这将取决于您使用的数据库类型以及某些情况下的表类型。
For example, using MySQL, count(*)
will be fast under a MyISAM table but slow under an InnoDB. Under InnoDB you should use count(1)
or count(pk)
.
例如,使用 MySQL,count(*)
在 MyISAM 表下会很快,但在 InnoDB 下会很慢。在 InnoDB 下,您应该使用count(1)
或count(pk)
。
回答by gbn
Books on linesays "COUNT ( { [ [ ALL | DISTINCT ] expression ] | * } )
"
网上书上说“ COUNT ( { [ [ ALL | DISTINCT ] expression ] | * } )
”
"1" is a non-null expression so it's the same as COUNT(*)
.
The optimiser recognises it as trivialso gives the same plan. A PK is unique and non-null (in SQL Server at least) so COUNT(PK)
= COUNT(*)
"1" 是一个非空表达式,所以它与COUNT(*)
. 优化器认为它是微不足道的,因此给出了相同的计划。PK 是唯一且非空的(至少在 SQL Server 中)所以COUNT(PK)
= COUNT(*)
This is a similar myth to EXISTS (SELECT * ...
or EXISTS (SELECT 1 ...
这是一个类似的神话EXISTS (SELECT * ...
或EXISTS (SELECT 1 ...
And see the ANSI 92 spec, section 6.5, General Rules, case 1
并参见ANSI 92 规范,第 6.5 节,一般规则,案例 1
a) If COUNT(*) is specified, then the result is the cardinality
of T.
b) Otherwise, let TX be the single-column table that is the
result of applying the <value expression> to each row of T
and eliminating null values.

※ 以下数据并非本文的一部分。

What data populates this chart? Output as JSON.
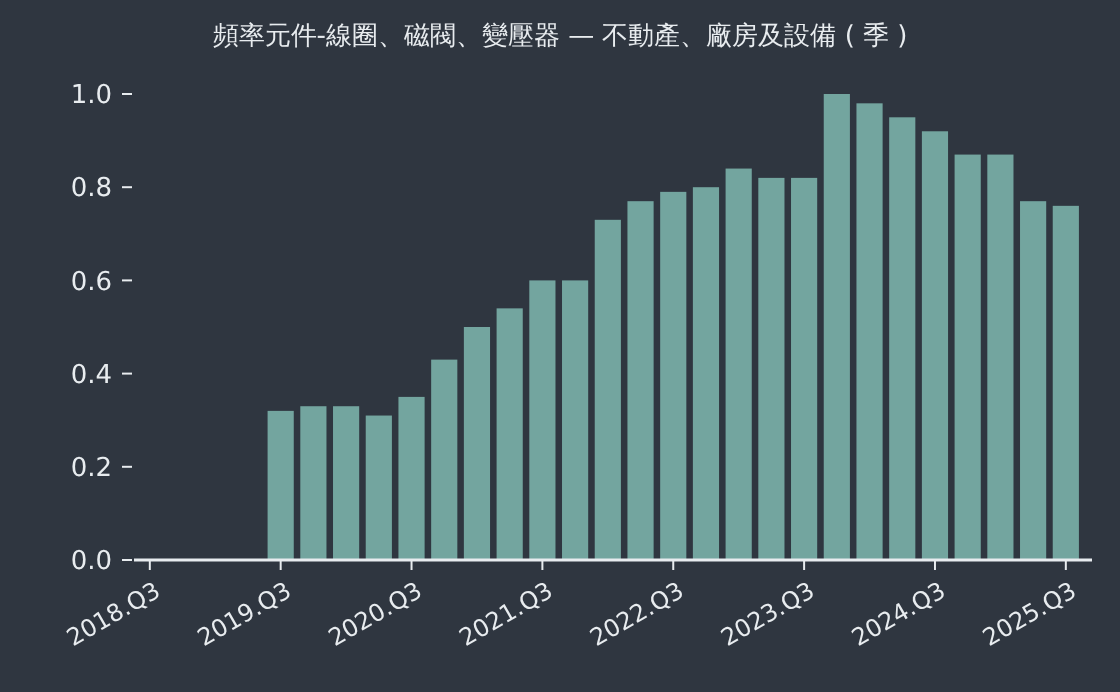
{
  "chart_data": {
    "type": "bar",
    "title": "頻率元件-線圈、磁閥、變壓器 — 不動產、廠房及設備 ( 季 )",
    "categories": [
      "2018.Q3",
      null,
      null,
      null,
      "2019.Q3",
      null,
      null,
      null,
      "2020.Q3",
      null,
      null,
      null,
      "2021.Q3",
      null,
      null,
      null,
      "2022.Q3",
      null,
      null,
      null,
      "2023.Q3",
      null,
      null,
      null,
      "2024.Q3",
      null,
      null,
      null,
      "2025.Q3"
    ],
    "values": [
      null,
      null,
      null,
      null,
      0.32,
      0.33,
      0.33,
      0.31,
      0.35,
      0.43,
      0.5,
      0.54,
      0.6,
      0.6,
      0.73,
      0.77,
      0.79,
      0.8,
      0.84,
      0.82,
      0.82,
      1.0,
      0.98,
      0.95,
      0.92,
      0.87,
      0.87,
      0.77,
      0.76
    ],
    "color": "#73a59f",
    "ylim": [
      0,
      1
    ],
    "yticks": [
      {
        "value": 0,
        "label": "0.0"
      },
      {
        "value": 0.2,
        "label": "0.2"
      },
      {
        "value": 0.4,
        "label": "0.4"
      },
      {
        "value": 0.6,
        "label": "0.6"
      },
      {
        "value": 0.8,
        "label": "0.8"
      },
      {
        "value": 1,
        "label": "1.0"
      }
    ],
    "grid": false
  }
}
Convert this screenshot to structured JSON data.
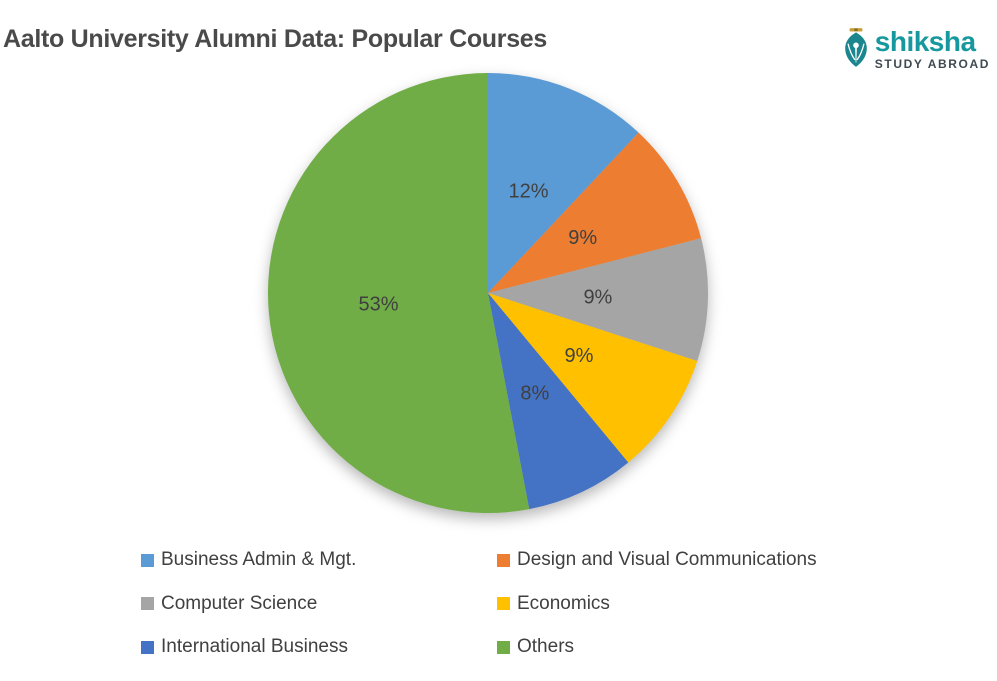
{
  "header": {
    "title": "Aalto University Alumni Data: Popular Courses",
    "logo": {
      "brand": "shiksha",
      "tagline": "STUDY ABROAD",
      "brand_color": "#17989E",
      "tagline_color": "#3E4A52",
      "icon": "pen-nib-icon",
      "icon_color": "#1B868E",
      "icon_accent_color": "#C9A13B"
    }
  },
  "chart_data": {
    "type": "pie",
    "title": "Aalto University Alumni Data: Popular Courses",
    "start_angle_deg": 0,
    "direction": "clockwise",
    "total": 100,
    "slices": [
      {
        "label": "Business Admin & Mgt.",
        "value": 12,
        "display": "12%",
        "color": "#5B9BD5"
      },
      {
        "label": "Design and Visual Communications",
        "value": 9,
        "display": "9%",
        "color": "#ED7D31"
      },
      {
        "label": "Computer Science",
        "value": 9,
        "display": "9%",
        "color": "#A5A5A5"
      },
      {
        "label": "Economics",
        "value": 9,
        "display": "9%",
        "color": "#FFC000"
      },
      {
        "label": "International Business",
        "value": 8,
        "display": "8%",
        "color": "#4472C4"
      },
      {
        "label": "Others",
        "value": 53,
        "display": "53%",
        "color": "#70AD47"
      }
    ],
    "label_color": "#404040",
    "legend_position": "bottom",
    "legend_columns": 2,
    "legend_order": [
      "Business Admin & Mgt.",
      "Design and Visual Communications",
      "Computer Science",
      "Economics",
      "International Business",
      "Others"
    ]
  }
}
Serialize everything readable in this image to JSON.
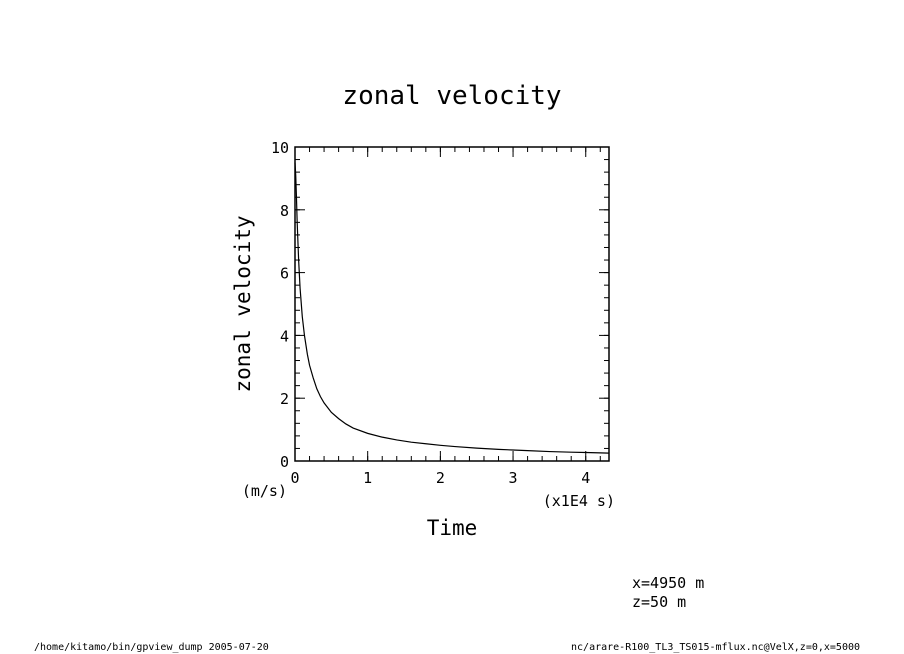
{
  "footer": {
    "left": "/home/kitamo/bin/gpview_dump  2005-07-20",
    "right": "nc/arare-R100_TL3_TS015-mflux.nc@VelX,z=0,x=5000"
  },
  "info": {
    "line1": "x=4950  m",
    "line2": "z=50  m"
  },
  "chart_data": {
    "type": "line",
    "title": "zonal  velocity",
    "xlabel": "Time",
    "ylabel": "zonal  velocity",
    "x_unit": "(x1E4  s)",
    "y_unit": "(m/s)",
    "xlim": [
      0,
      4.32
    ],
    "ylim": [
      0,
      10
    ],
    "x_major_ticks": [
      0,
      1,
      2,
      3,
      4
    ],
    "y_major_ticks": [
      0,
      2,
      4,
      6,
      8,
      10
    ],
    "x_tick_labels": [
      "0",
      "1",
      "2",
      "3",
      "4"
    ],
    "y_tick_labels": [
      "0",
      "2",
      "4",
      "6",
      "8",
      "10"
    ],
    "series": [
      {
        "values_x": [
          0.0,
          0.01,
          0.02,
          0.03,
          0.05,
          0.07,
          0.1,
          0.13,
          0.17,
          0.2,
          0.25,
          0.3,
          0.35,
          0.4,
          0.5,
          0.6,
          0.7,
          0.8,
          1.0,
          1.2,
          1.4,
          1.6,
          1.8,
          2.0,
          2.2,
          2.5,
          2.8,
          3.0,
          3.2,
          3.5,
          3.8,
          4.0,
          4.2,
          4.32
        ],
        "values_y": [
          9.5,
          9.1,
          8.4,
          7.6,
          6.4,
          5.5,
          4.6,
          4.0,
          3.4,
          3.05,
          2.65,
          2.3,
          2.05,
          1.85,
          1.55,
          1.35,
          1.18,
          1.05,
          0.88,
          0.76,
          0.67,
          0.6,
          0.55,
          0.5,
          0.46,
          0.41,
          0.37,
          0.35,
          0.33,
          0.3,
          0.28,
          0.27,
          0.26,
          0.25
        ]
      }
    ]
  }
}
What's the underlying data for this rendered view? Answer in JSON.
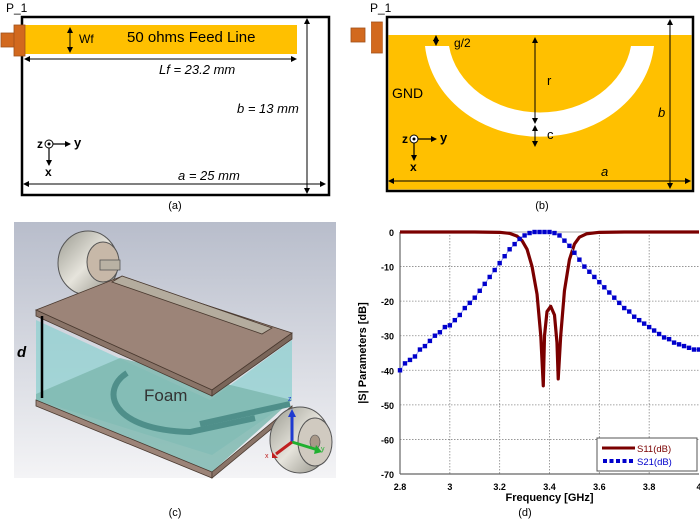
{
  "panel_a": {
    "port_label": "P_1",
    "feed_label": "50 ohms Feed Line",
    "width_label": "Wf",
    "length_label": "Lf = 23.2 mm",
    "height_label": "b = 13 mm",
    "width_dim_label": "a = 25 mm",
    "axis_z": "z",
    "axis_y": "y",
    "axis_x": "x",
    "caption": "(a)",
    "feed_color": "#FFC000",
    "connector_color": "#D2691E"
  },
  "panel_b": {
    "port_label": "P_1",
    "gnd_label": "GND",
    "gap_label": "g/2",
    "radius_label": "r",
    "slot_width_label": "c",
    "height_label": "b",
    "width_label": "a",
    "axis_z": "z",
    "axis_y": "y",
    "axis_x": "x",
    "caption": "(b)",
    "gnd_color": "#FFC000"
  },
  "panel_c": {
    "height_label": "d",
    "foam_label": "Foam",
    "axis_z": "z",
    "axis_x": "x",
    "axis_y": "y",
    "caption": "(c)",
    "substrate_color": "#9C8478",
    "foam_color": "#8FD0D0"
  },
  "panel_d": {
    "caption": "(d)"
  },
  "chart_data": {
    "type": "line",
    "title": "",
    "xlabel": "Frequency [GHz]",
    "ylabel": "|S| Parameters [dB]",
    "xlim": [
      2.8,
      4.0
    ],
    "ylim": [
      -70,
      0
    ],
    "xticks": [
      "2.8",
      "3",
      "3.2",
      "3.4",
      "3.6",
      "3.8",
      "4"
    ],
    "yticks": [
      "0",
      "-10",
      "-20",
      "-30",
      "-40",
      "-50",
      "-60",
      "-70"
    ],
    "grid": true,
    "legend_position": "lower right",
    "series": [
      {
        "name": "S11(dB)",
        "color": "#7B0000",
        "style": "solid",
        "x": [
          2.8,
          3.0,
          3.1,
          3.2,
          3.24,
          3.27,
          3.29,
          3.31,
          3.33,
          3.35,
          3.365,
          3.375,
          3.38,
          3.39,
          3.405,
          3.42,
          3.43,
          3.435,
          3.445,
          3.46,
          3.48,
          3.5,
          3.52,
          3.55,
          3.6,
          3.7,
          3.8,
          4.0
        ],
        "values": [
          0,
          0,
          0,
          -0.1,
          -0.4,
          -1.2,
          -2.5,
          -5,
          -10,
          -18,
          -30,
          -44.5,
          -30,
          -23,
          -21.5,
          -24,
          -32,
          -42.5,
          -30,
          -17,
          -8,
          -3.5,
          -1.5,
          -0.5,
          -0.1,
          0,
          0,
          0
        ]
      },
      {
        "name": "S21(dB)",
        "color": "#0000CC",
        "style": "dotted",
        "x": [
          2.8,
          2.82,
          2.84,
          2.86,
          2.88,
          2.9,
          2.92,
          2.94,
          2.96,
          2.98,
          3.0,
          3.02,
          3.04,
          3.06,
          3.08,
          3.1,
          3.12,
          3.14,
          3.16,
          3.18,
          3.2,
          3.22,
          3.24,
          3.26,
          3.28,
          3.3,
          3.32,
          3.34,
          3.36,
          3.38,
          3.4,
          3.42,
          3.44,
          3.46,
          3.48,
          3.5,
          3.52,
          3.54,
          3.56,
          3.58,
          3.6,
          3.62,
          3.64,
          3.66,
          3.68,
          3.7,
          3.72,
          3.74,
          3.76,
          3.78,
          3.8,
          3.82,
          3.84,
          3.86,
          3.88,
          3.9,
          3.92,
          3.94,
          3.96,
          3.98,
          4.0
        ],
        "values": [
          -40,
          -38,
          -37,
          -36,
          -34,
          -33,
          -31.5,
          -30,
          -29,
          -27.5,
          -27,
          -25.5,
          -24,
          -22,
          -20.5,
          -19,
          -17,
          -15,
          -13,
          -11,
          -9,
          -7,
          -5,
          -3.5,
          -2,
          -1,
          -0.3,
          0,
          0,
          0,
          0,
          -0.3,
          -1,
          -2.5,
          -4,
          -6,
          -8,
          -10,
          -11.5,
          -13,
          -14.5,
          -16,
          -17.5,
          -19,
          -20.5,
          -22,
          -23,
          -24.5,
          -25.5,
          -26.5,
          -27.5,
          -28.5,
          -29.5,
          -30.5,
          -31,
          -32,
          -32.5,
          -33,
          -33.5,
          -34,
          -34
        ]
      }
    ]
  }
}
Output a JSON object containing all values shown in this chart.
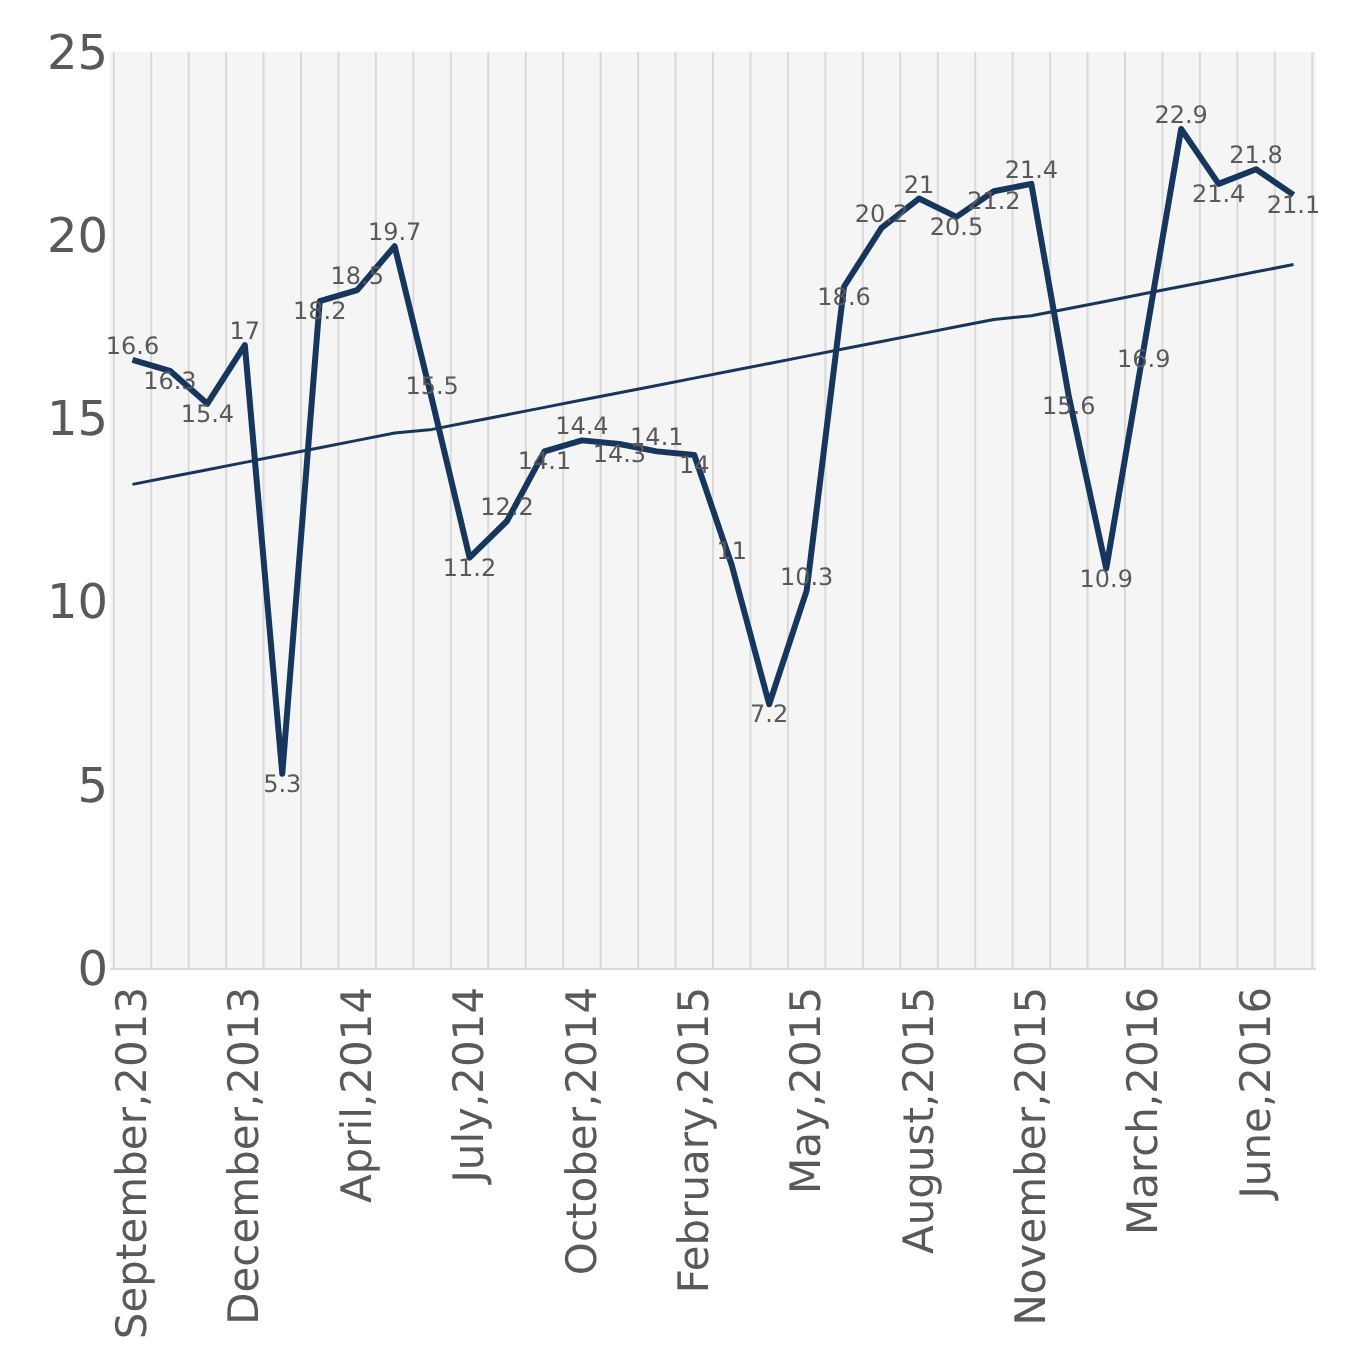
{
  "chart_data": {
    "type": "line",
    "categories": [
      "September,2013",
      null,
      null,
      "December,2013",
      null,
      null,
      "April,2014",
      null,
      null,
      "July,2014",
      null,
      null,
      "October,2014",
      null,
      null,
      "February,2015",
      null,
      null,
      "May,2015",
      null,
      null,
      "August,2015",
      null,
      null,
      "November,2015",
      null,
      null,
      "March,2016",
      null,
      null,
      "June,2016",
      null
    ],
    "series": [
      {
        "color": "#17365d",
        "values": [
          16.6,
          16.3,
          15.4,
          17,
          5.3,
          18.2,
          18.5,
          19.7,
          15.5,
          11.2,
          12.2,
          14.1,
          14.4,
          14.3,
          14.1,
          14,
          11,
          7.2,
          10.3,
          18.6,
          20.2,
          21,
          20.5,
          21.2,
          21.4,
          15.6,
          10.9,
          16.9,
          22.9,
          21.4,
          21.8,
          21.1
        ],
        "value_labels": [
          "16.6",
          "16.3",
          "15.4",
          "17",
          "5.3",
          "18.2",
          "18.5",
          "19.7",
          "15.5",
          "11.2",
          "12.2",
          "14.1",
          "14.4",
          "14.3",
          "14.1",
          "14",
          "11",
          "7.2",
          "10.3",
          "18.6",
          "20.2",
          "21",
          "20.5",
          "21.2",
          "21.4",
          "15.6",
          "10.9",
          "16.9",
          "22.9",
          "21.4",
          "21.8",
          "21.1"
        ]
      },
      {
        "type": "line",
        "color": "#17365d",
        "values": [
          13.2,
          13.4,
          13.6,
          13.8,
          14.0,
          14.2,
          14.4,
          14.6,
          14.7,
          14.9,
          15.1,
          15.3,
          15.5,
          15.7,
          15.9,
          16.1,
          16.3,
          16.5,
          16.7,
          16.9,
          17.1,
          17.3,
          17.5,
          17.7,
          17.8,
          18.0,
          18.2,
          18.4,
          18.6,
          18.8,
          19.0,
          19.2
        ]
      }
    ],
    "ylim": [
      0,
      25
    ],
    "yticks": [
      0,
      5,
      10,
      15,
      20,
      25
    ],
    "grid": "x"
  }
}
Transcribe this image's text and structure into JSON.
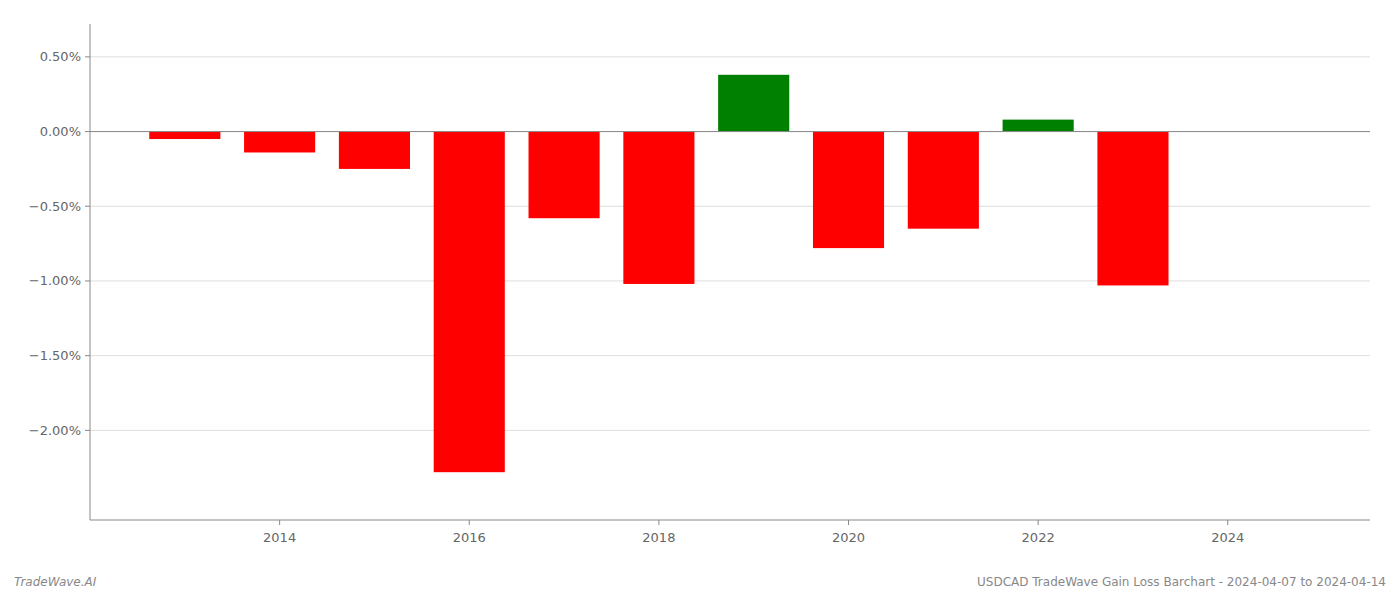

If one or more null values are
eliminated, then a completion condition is raised: warning-
null value eliminated in set function.
回答by ZeissS
At least on Oracle they are all the same: http://www.oracledba.co.uk/tips/count_speed.htm
至少在 Oracle 上它们都是一样的:http: //www.oracledba.co.uk/tips/count_speed.htm
回答by arunmur
I feel the performance characteristics change from one DBMS to another. It's all on how they choose to implement it. Since I have worked extensively on Oracle, I'll tell from that perspective.
我觉得性能特征从一个 DBMS 变化到另一个。这完全取决于他们选择如何实施它。由于我在 Oracle 方面做了大量工作,所以我将从这个角度来讲述。
COUNT(*)
- Fetches entire row into result set before passing on to the count function, count function will aggregate 1 if the row is not null
COUNT(*)
- 在传递给 count 函数之前将整行提取到结果集中,如果该行不为 null,count 函数将聚合 1
COUNT(1)
- Will not fetch any row, instead count is called with a constant value of 1 for each row in the table when the WHERE
matches.
COUNT(1)
- 不会获取任何行,而是在WHERE
匹配时为表中的每一行调用 count 的常量值 1 。
COUNT(PK)
- The PK in Oracle is indexed. This means Oracle has to read only the index. Normally one row in the index B+ tree is many times smaller than the actual row. So considering the disk IOPS rate, Oracle can fetch many times more rows from Index with a single block transfer as compared to entire row. This leads to higher throughput of the query.
COUNT(PK)
- Oracle 中的 PK 已编入索引。这意味着 Oracle 必须只读取索引。通常索引 B+ 树中的一行比实际行小很多倍。因此,考虑到磁盘 IOPS 率,与整行相比,Oracle 可以通过单个块传输从索引中获取多倍的行。这会导致更高的查询吞吐量。
From this you can see the first count is the slowest and the last count is the fastest in Oracle.
从这里你可以看到在 Oracle 中,第一个计数是最慢的,最后一个计数是最快的。